İstisnasız her yurttaşın öncelikli sorunları barınma, beslenme, eğitim ve gelecek güvencesidir.

Gelecek kuşakların güvencesi, beslenmeden geçer. Beslenme için ise sağlıklı çevre ve gıda üretimi öncelikli süreçlerdir.

Günümüzün ve geleceğin en önemli sorunlarının başında ise iklim değişikliği, küresel ısınma ve kuraklık gelmektedir ki gıdanın hatta insan varlığının temelinde bu iki unsur olmazsa olmazdır.

Didim’de 29 -30 Eylül günlerinde düzenlenen “ Su-Çevre-Ürün Güvenliği Çalıştayı “ yukarıdaki değerlerin öneminin belirtilmesi bakımından, planlamanın somut sonuçlarına ulaşılması açısından Büyük Menderes Havzası için hayati önem taşımaktadır.

Çalıştay’ın tüm sunumları içerikleri açısından önemli ve Türk Milletinin geleceği için kıymetlidir.

Açılışta konuşan ADÜ Rektörü Bülent Kent konunun önemini şu şekilde özetledi:

“ADÜ Rektörü Prof.
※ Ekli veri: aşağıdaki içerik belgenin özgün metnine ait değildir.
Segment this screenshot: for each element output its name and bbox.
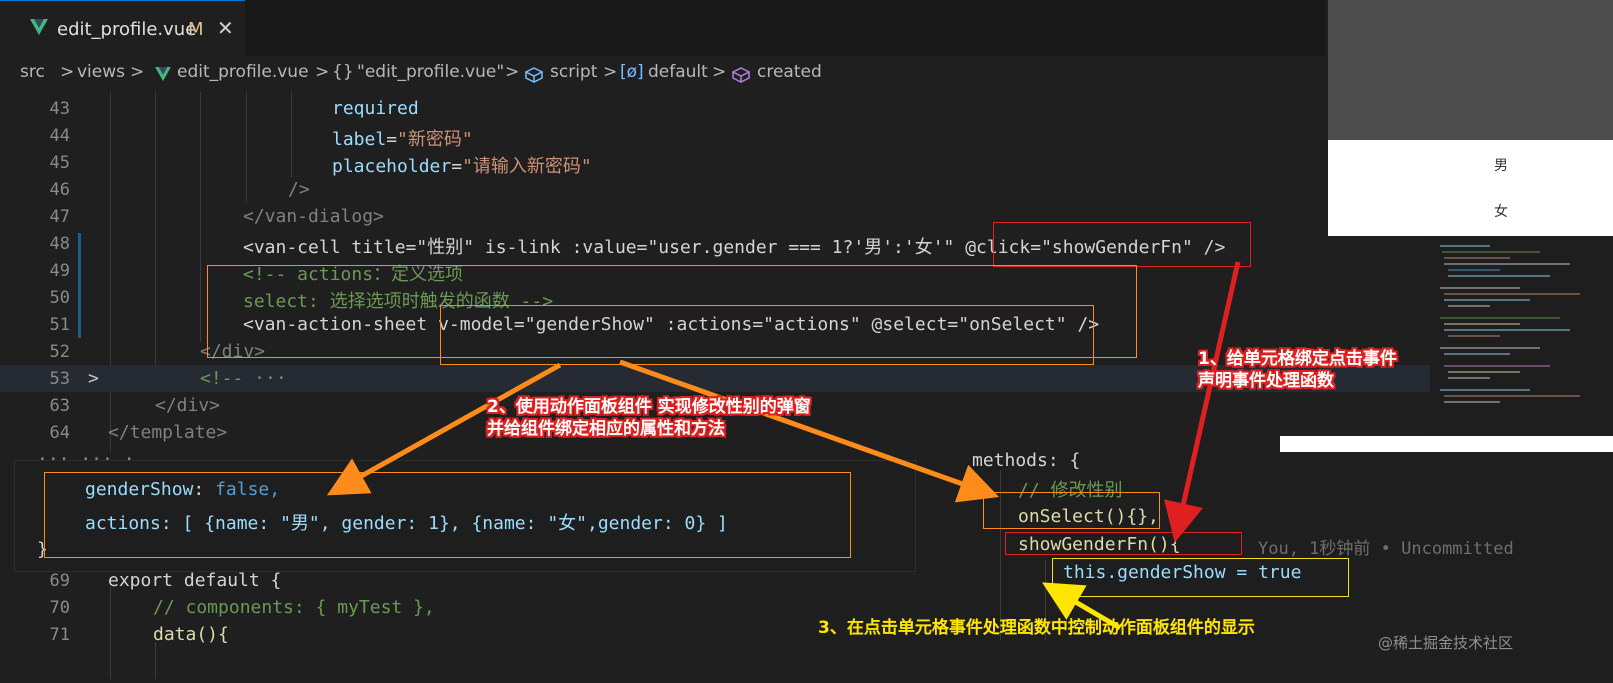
action-sheet-option[interactable]: 女 bbox=[1494, 201, 1508, 221]
chevron-right-icon: > bbox=[130, 62, 145, 82]
code-line: 43 required bbox=[49, 98, 419, 119]
onselect-highlight bbox=[983, 492, 1160, 529]
breadcrumb-views[interactable]: views bbox=[77, 62, 125, 82]
vue-file-icon bbox=[155, 67, 171, 81]
breadcrumb: src > views > edit_profile.vue > {} "edi… bbox=[0, 56, 1325, 90]
modified-indicator: M bbox=[188, 19, 204, 40]
chevron-right-icon: > bbox=[712, 62, 727, 82]
showgender-highlight bbox=[1005, 532, 1242, 555]
annotation-step-3: 3、在点击单元格事件处理函数中控制动作面板组件的显示 bbox=[818, 618, 1255, 638]
braces-icon: {} bbox=[332, 62, 354, 82]
chevron-right-icon[interactable]: > bbox=[88, 368, 99, 389]
action-sheet-option[interactable]: 男 bbox=[1494, 155, 1508, 175]
git-blame-annotation: You, 1秒钟前 • Uncommitted bbox=[1258, 539, 1514, 559]
breadcrumb-module[interactable]: "edit_profile.vue" bbox=[357, 62, 504, 82]
editor-tab-bar: edit_profile.vue M ✕ bbox=[0, 0, 1325, 56]
chevron-right-icon: > bbox=[60, 62, 75, 82]
breadcrumb-created[interactable]: created bbox=[757, 62, 822, 82]
breadcrumb-script[interactable]: script bbox=[550, 62, 597, 82]
variable-icon: [ø] bbox=[620, 62, 644, 82]
code-line: 46 /> bbox=[49, 179, 310, 200]
breadcrumb-default[interactable]: default bbox=[648, 62, 708, 82]
action-sheet-preview: 男 女 bbox=[1328, 0, 1613, 236]
annotation-step-1: 1、给单元格绑定点击事件 声明事件处理函数 bbox=[1198, 349, 1397, 391]
chevron-right-icon: > bbox=[315, 62, 330, 82]
annotation-step-2: 2、使用动作面板组件 实现修改性别的弹窗 并给组件绑定相应的属性和方法 bbox=[487, 397, 811, 439]
breadcrumb-file[interactable]: edit_profile.vue bbox=[177, 62, 309, 82]
chevron-right-icon: > bbox=[505, 62, 520, 82]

Dr. Bülent Kent konuşmasında Büyük Menderes nehrinin Ege’nin en uzun akarsuyu olduğunu ve toprağa bereket verdiğini ifade ederek " Tarım bakanlığı verilerine göre, Büyük Menderes havzasında 134 yer üstün su kütlesi bulunmasına rağmen 41 su kütlesi yüksek risk altında görülmektedir. Bu tablo bize şunu göstermektedir. Su yalnızca toprak için değil, yaşamın kendisi için vardır. Nüfus artışı, sanayi faaliyetleri ve geniş tarım alanlarında kontrolsüz üretim havzanın yükünü ağırlaştırmıştır. Kirliliği arttırmış, geleceğimizi tehdit eder hale getirmiştir.

Giderek azalan sulak alanlar kuruyan topraklar bozulan biyoçeşitlilik, bunların hepsi aslında bize tek bir şey anlatmaktadır. Suyu koruyun yoksa hayatı kaybedersiniz? Bizlere düşen sorumluluk büyüktür. Bu sorumluluk sadece bilim insanlarının değil, her bir vatandaşın her bir kurumun sorumluluğudur. Bunun için kişi başı su tüketimini azaltmaya yönelik bilinçlendirme kampanyaları hayata geçirilmeli. İçme suyu şebekelerindeki kayıp ve izinsiz kullanımlar önlenmeli, tarımsal alanlarda doğru sulama ve gübreleme yöntemleri yaygınlaştırılmalı. Evsel, kentsel ve endüstriyel atıklara karşı etkin önlemler alınmalıdır. Bu çalıştın, yalnızca sorunları tartışmakla kalmayıp çözüm yollarına ışık tutacağına inanıyorum”

Bu yazımızda bazı panelistlerden Su Politikaları Derneği görüşlerini kısaca aktarmak isterim.

Dursun Yıldız (Su Politikaları Derneği Başkanı):”Su Yasası acilen çıkarılmalı. Su yönetimi havza bazında planlamaya geçilerek yönetilmeli; adaletli su dağıtım ilkeleri uygulanmalı. Tahsis eylem planı harekete geçirilmeli.”

Hemen hemen her sektör ve paydaşın katıldığı bu çalıştay ortaya konulan görüş ve bilimsel verileri ile kuraklık ötesi bir potansiyel iklim projeksiyonunda atılması gereken adımları ve şu andan alınması gerekli tedbirleri de içermesi bakımından önemliydi.

Sivil toplum ve akademi çevrelerinin Aydın’ın bugünü ve geleceği ile ilgili veriler ışığında olabilecek olumsuzlukları ortaya koymaları ve bunu belgelemeleri, kalıcı hale getirmeleri değerli bir çalışma olduğunun kanıtıdır.